Swatch Is Chasing $170 Million From Samsung Over Watch Faces That Earned $300
A UK court is deciding how much Samsung must pay Swatch for trademark infringement, and the gap between the two sides is staggering: Swatch wants $170 million; Samsung says the apps in question earned just $300 in platform commissions. The damages phase follows a 2022 High Court ruling that already found Samsung liable, and a verdict is expected within weeks. Because the case was filed before Brexit took effect, the ruling will apply across all 27 EU member states — making it one of the more consequential intellectual property decisions in recent European history.
The apps, not the watches
The dispute isn't about Samsung's own Galaxy Watch designs. It centers on 26 third-party apps available through the Galaxy Store that let users install digital watch faces mimicking the look of Swatch Group brands — Omega, Tissot, Breguet, Longines, and Blancpain among them. Those apps were downloaded around 160,000 times across the UK and EU, per Reuters. Most were free.
Swatch values its claim as hypothetical licensing fees across ten of its brands, factoring in each brand's reputation and commercial weight. Samsung argues the figure is wildly disproportionate — total app revenue across all 26 titles was around $1,000, with Samsung keeping roughly $300 as its platform cut, notes Android Headlines.
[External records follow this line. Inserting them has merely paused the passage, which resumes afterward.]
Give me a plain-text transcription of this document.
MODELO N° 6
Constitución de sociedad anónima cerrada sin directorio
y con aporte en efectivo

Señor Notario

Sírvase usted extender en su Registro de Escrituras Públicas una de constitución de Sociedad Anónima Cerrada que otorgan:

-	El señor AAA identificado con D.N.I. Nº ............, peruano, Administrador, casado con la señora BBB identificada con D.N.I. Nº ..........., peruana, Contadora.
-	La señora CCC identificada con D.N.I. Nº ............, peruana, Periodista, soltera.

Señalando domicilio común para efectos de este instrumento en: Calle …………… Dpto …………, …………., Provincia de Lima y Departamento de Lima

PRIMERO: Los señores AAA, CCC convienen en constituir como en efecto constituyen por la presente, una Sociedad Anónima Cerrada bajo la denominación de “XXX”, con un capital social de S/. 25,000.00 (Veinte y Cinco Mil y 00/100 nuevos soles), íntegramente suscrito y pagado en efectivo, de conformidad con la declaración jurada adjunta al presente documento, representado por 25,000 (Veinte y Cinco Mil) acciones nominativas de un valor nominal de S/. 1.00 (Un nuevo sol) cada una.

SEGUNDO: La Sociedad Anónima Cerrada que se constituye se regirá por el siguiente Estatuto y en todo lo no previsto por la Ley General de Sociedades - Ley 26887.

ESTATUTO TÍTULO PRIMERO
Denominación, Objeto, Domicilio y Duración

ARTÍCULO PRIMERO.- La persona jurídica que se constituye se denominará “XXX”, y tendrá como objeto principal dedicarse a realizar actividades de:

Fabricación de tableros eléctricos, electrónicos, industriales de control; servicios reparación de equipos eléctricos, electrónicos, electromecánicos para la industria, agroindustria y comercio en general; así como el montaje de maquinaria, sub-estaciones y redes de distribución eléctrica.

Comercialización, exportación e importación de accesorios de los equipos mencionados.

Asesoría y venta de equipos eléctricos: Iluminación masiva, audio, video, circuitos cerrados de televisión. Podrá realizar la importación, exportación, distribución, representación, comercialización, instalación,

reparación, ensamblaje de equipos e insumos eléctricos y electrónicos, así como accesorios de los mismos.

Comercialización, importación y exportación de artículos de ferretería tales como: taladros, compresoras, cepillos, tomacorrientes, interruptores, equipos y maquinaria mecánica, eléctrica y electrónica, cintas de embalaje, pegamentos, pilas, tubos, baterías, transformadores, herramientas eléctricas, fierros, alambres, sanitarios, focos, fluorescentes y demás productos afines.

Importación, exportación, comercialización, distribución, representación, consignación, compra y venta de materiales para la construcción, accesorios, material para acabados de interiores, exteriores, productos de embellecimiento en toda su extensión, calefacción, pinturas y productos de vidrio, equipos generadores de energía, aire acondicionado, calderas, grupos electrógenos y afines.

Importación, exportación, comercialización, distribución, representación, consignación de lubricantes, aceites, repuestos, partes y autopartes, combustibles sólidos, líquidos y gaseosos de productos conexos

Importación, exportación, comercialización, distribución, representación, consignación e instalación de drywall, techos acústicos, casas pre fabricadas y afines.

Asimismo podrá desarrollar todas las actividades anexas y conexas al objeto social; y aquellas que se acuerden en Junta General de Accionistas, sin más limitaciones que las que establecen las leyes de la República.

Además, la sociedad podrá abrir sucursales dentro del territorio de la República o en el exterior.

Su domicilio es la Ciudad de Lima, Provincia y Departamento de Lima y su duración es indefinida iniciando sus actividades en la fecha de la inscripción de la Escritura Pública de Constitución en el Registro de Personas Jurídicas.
The judge must now decide which framing of "damages" is legally appropriate.
What this means beyond London
The stakes extend well past the courtroom. A parallel lawsuit against Samsung's US subsidiary is currently paused, waiting for the London judgment. Whatever damages figure the UK court sets will effectively become the template for the American case — giving Swatch a powerful incentive to push for the highest number possible now.
The case also surfaces a deliberate strategic choice by traditional watchmakers. Tissot's leadership has said publicly that the brand avoids making a full smartwatch on purpose, believing mass-market digital products would dilute the exclusivity that Swiss luxury depends on. That makes controlling how their designs appear on other companies' platforms — even via third-party apps — a commercial priority, not just a legal one.
The ruling, when it comes, will set a precedent for how platform operators across Europe and the US are held responsible for infringing content they didn't create but did profit from hosting.